Page 1 of 1

Excludes

Posted: Wed Aug 13, 2003 2:32 pm
by mmcfadden
I am trying to exclude from the database only the table of contents pages we use to create the index. We don't want a search to turn up a table of contents page. However we don't want to exclude the pages that are linked to on those table of contents pages. It seems to me that this can be done with the Extra domains in combination with the excludes. Any ideas I can try.

Excludes

Posted: Wed Aug 13, 2003 2:46 pm
by mark
Put
<meta name="robots" content="noindex,follow">
on the contents pages. There's no combination of walk settings that will do that.
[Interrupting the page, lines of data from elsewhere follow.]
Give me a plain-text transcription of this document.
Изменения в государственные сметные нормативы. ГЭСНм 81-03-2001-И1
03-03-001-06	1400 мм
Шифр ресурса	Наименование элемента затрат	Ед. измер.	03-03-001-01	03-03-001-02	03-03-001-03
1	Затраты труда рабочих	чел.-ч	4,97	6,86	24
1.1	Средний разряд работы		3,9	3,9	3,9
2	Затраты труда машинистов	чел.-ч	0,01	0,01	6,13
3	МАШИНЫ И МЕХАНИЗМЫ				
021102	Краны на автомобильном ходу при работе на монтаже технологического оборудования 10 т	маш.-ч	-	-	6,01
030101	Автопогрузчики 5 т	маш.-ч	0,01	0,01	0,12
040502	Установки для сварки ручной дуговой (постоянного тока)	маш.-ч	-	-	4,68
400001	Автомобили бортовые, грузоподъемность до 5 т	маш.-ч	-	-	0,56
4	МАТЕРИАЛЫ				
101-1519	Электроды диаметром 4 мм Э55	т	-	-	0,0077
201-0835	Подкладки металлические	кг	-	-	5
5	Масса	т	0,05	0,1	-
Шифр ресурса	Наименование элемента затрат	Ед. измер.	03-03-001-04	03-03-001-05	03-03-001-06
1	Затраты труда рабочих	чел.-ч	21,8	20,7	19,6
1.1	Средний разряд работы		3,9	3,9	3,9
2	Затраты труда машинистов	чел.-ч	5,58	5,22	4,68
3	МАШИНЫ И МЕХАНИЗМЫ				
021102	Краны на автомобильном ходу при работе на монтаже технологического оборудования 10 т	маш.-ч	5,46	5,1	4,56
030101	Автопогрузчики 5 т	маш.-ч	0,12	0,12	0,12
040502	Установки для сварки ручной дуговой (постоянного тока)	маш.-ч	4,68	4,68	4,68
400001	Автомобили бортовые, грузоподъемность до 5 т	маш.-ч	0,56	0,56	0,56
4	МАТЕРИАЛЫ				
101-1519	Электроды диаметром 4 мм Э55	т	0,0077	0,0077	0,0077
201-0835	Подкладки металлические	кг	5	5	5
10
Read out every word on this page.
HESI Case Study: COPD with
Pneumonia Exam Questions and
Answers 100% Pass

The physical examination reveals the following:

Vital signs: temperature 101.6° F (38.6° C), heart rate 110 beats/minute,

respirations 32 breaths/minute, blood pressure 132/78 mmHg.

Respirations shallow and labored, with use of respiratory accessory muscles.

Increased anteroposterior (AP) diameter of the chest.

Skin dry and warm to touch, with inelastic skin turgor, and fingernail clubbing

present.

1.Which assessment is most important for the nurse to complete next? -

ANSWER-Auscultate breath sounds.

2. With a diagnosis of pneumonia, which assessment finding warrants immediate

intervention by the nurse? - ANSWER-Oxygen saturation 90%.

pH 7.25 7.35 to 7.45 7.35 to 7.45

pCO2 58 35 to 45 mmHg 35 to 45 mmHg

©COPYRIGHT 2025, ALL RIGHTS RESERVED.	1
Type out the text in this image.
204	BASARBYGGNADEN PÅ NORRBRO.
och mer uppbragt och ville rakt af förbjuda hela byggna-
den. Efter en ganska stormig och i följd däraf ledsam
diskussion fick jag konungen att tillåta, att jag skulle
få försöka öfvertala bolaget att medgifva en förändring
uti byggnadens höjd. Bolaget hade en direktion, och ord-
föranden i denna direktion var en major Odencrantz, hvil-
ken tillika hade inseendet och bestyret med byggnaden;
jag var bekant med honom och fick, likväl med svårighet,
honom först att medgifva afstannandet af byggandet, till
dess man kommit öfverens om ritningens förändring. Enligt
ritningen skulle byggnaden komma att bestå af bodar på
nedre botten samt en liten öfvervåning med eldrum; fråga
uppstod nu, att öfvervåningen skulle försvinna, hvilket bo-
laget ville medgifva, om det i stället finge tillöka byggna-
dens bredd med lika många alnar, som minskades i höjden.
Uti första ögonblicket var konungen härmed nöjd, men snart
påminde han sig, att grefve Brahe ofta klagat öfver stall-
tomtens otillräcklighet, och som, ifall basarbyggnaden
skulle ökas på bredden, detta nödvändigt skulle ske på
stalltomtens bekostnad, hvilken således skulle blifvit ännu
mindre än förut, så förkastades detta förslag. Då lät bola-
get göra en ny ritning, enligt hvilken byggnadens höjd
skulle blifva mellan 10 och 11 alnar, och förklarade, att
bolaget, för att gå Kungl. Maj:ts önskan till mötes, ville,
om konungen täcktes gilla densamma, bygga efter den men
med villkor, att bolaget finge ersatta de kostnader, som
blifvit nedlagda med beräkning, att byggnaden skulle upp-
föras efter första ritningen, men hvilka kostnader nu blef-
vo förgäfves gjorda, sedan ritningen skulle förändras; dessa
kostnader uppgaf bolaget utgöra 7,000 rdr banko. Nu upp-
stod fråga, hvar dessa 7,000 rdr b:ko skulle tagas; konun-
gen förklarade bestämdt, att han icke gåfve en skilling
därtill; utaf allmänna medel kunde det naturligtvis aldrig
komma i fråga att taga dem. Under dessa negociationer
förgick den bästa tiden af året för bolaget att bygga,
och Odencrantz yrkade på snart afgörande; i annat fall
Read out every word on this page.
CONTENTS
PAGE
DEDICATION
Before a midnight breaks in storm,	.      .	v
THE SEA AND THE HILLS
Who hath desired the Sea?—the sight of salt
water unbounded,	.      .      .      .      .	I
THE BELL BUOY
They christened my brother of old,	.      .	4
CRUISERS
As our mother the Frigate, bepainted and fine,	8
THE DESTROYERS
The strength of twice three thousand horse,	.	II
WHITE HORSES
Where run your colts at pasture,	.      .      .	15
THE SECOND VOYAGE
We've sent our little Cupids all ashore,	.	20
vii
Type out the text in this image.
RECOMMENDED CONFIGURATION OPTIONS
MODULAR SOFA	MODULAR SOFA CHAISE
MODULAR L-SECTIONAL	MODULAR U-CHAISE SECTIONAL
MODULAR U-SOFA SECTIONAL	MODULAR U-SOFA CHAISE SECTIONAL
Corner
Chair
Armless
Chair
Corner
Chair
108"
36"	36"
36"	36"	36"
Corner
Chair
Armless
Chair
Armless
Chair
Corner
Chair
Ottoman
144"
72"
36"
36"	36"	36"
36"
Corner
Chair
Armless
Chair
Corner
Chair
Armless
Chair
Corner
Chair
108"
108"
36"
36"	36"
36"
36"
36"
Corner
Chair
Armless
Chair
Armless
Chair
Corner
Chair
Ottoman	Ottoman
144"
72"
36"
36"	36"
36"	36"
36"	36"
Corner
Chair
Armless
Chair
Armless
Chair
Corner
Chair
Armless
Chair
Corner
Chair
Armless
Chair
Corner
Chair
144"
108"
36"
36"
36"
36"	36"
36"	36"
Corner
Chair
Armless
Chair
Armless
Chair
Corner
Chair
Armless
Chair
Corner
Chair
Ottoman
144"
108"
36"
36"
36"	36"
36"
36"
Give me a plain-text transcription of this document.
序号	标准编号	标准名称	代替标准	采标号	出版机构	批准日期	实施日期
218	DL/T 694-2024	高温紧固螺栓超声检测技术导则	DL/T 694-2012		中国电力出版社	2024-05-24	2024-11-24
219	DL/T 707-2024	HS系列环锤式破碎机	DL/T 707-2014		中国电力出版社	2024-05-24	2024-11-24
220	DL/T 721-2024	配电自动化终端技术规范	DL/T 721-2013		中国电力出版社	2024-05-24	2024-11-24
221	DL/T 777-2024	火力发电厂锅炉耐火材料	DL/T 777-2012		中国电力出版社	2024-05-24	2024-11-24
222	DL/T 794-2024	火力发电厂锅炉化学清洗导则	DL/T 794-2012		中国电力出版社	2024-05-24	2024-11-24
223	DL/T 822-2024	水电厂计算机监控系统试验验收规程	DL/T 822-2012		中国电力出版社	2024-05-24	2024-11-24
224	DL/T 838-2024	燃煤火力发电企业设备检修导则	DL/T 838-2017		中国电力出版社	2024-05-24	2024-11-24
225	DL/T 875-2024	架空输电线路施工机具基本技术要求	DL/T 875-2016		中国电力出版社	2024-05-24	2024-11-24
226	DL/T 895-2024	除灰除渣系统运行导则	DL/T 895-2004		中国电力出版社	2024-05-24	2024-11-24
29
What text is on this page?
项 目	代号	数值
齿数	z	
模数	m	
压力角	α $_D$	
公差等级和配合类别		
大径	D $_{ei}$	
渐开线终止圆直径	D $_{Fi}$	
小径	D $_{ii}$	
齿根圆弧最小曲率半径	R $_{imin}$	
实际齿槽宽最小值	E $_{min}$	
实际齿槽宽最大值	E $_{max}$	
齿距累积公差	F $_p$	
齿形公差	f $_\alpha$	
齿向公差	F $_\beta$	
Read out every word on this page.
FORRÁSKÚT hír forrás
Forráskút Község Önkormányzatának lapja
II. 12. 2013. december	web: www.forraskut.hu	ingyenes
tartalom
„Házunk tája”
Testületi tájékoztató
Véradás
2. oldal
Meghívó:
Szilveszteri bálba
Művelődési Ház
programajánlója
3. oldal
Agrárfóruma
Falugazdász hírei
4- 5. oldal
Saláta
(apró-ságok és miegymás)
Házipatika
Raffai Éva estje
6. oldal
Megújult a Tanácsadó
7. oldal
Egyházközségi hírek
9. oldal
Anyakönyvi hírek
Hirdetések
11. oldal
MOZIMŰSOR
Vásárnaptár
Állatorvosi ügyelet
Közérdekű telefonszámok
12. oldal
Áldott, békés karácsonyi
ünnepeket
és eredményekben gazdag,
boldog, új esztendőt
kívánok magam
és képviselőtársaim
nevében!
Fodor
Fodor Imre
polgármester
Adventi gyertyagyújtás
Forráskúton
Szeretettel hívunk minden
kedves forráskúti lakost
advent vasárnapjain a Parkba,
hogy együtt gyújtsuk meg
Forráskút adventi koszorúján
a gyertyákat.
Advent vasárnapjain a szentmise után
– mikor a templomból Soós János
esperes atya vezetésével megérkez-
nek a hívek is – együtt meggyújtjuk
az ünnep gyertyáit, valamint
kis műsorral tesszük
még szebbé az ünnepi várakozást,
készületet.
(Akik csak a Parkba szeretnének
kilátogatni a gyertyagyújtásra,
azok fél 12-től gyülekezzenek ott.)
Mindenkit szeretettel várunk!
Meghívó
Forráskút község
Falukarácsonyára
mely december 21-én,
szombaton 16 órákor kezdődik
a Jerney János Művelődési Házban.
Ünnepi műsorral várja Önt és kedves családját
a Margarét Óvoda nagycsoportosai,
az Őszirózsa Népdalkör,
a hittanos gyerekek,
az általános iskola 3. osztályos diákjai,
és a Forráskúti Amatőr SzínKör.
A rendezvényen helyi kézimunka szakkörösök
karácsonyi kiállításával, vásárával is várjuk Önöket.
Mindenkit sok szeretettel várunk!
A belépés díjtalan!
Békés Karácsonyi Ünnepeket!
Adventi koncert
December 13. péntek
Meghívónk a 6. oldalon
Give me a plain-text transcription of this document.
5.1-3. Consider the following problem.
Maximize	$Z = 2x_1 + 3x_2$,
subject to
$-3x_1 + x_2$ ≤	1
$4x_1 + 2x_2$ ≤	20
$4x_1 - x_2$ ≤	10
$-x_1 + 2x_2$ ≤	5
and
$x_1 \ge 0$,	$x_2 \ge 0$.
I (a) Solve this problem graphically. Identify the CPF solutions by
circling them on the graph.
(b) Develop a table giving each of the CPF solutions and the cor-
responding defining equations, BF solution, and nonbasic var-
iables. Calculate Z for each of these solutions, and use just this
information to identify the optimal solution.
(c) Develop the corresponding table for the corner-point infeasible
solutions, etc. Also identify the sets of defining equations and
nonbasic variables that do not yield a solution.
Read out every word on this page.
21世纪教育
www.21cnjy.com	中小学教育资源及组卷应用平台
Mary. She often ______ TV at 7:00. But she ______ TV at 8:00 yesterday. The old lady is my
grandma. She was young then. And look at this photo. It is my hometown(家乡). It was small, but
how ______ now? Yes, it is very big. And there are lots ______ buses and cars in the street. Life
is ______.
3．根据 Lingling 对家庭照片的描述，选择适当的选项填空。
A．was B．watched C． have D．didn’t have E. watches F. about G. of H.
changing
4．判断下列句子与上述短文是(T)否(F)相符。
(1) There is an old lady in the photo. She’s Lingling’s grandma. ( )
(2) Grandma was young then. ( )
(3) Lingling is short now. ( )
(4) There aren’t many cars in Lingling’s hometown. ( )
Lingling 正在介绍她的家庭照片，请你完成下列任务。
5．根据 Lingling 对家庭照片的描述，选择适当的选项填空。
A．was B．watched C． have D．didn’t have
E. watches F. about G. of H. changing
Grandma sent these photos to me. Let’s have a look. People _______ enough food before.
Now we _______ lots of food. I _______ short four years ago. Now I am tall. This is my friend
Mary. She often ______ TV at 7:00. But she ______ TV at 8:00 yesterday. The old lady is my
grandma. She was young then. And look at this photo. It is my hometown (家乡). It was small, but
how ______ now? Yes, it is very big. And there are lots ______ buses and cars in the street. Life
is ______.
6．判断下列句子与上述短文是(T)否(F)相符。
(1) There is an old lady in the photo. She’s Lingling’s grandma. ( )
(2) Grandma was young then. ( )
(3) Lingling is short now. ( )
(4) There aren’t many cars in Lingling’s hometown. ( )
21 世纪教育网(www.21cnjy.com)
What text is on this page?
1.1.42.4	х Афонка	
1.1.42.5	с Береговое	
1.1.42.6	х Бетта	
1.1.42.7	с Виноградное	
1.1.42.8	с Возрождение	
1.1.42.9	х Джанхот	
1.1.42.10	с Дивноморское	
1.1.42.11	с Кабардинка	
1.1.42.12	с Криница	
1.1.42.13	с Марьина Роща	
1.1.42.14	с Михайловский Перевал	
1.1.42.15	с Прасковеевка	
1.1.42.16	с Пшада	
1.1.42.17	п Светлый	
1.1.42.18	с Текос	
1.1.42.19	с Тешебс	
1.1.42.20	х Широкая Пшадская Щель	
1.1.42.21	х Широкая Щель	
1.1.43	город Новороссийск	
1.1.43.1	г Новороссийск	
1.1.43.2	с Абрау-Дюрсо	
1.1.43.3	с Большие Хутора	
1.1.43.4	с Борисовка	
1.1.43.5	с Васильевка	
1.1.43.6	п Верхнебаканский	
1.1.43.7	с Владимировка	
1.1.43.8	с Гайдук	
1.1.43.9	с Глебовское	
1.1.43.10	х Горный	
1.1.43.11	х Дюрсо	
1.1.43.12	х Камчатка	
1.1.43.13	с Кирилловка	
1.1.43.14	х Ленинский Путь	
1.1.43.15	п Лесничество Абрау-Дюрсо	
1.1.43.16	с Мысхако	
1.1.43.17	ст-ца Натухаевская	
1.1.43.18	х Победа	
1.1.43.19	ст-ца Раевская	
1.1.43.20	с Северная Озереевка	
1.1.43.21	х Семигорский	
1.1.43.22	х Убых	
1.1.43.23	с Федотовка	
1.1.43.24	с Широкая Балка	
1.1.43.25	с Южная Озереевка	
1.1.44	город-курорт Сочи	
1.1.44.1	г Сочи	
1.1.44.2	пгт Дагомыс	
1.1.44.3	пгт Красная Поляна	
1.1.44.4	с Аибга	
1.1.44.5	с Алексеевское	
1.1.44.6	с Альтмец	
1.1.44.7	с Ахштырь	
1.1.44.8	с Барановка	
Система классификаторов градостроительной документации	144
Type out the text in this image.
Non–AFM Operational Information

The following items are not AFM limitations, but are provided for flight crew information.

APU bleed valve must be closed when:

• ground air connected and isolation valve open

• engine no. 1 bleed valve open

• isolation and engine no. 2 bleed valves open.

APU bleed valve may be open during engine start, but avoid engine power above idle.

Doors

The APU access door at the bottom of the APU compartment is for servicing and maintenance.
http://www.thunderstone.com/texis/site/ ... eta-robots

Excludes

Posted: Wed Feb 25, 2004 2:55 pm
by mmcfadden
I have successfully used <meta name="robots" content="noindex,follow"> on my site. I would like to automatically remove from the index Table of contents pages. Is there a way to set up an after index exclude or removal of URLs with a certain pattern that works in the dowalk? Also I would like to understand the difference between the Excludes and Prefix Excludes and when you would want to use a Prefix Exlude. I have typically used for example http://mysite.com/docs/* as an exclude or a single URL http://mysite.com/docs/file.doc.

Excludes

Posted: Wed Feb 25, 2004 4:13 pm
by mark
You mean you want to exclude the noindex,follow pages? They're in the database with url only, no data, so a search shouldn't find them. But they remain to make the parent-child surfing work. If you want them completely out you can change dowalk
<$SSc_metarobotsplaceholder=Y>
to
<$SSc_metarobotsplaceholder=N>

You would have to modify dowalk to delete records after a walk.

Excludes match anywhere within the url. Prefix excludes only match the beginning. Given urls
http://site/dir/private/something.html
http://site/otherdir/private/another.html
You could exclude them with 2 prefixes
http://site/dir/private/
http://site/otherdir/private/
or one exclude
/private

Just different ways of approaching things. One will work better than the other in some circumstances. Sometimes either will be just as well.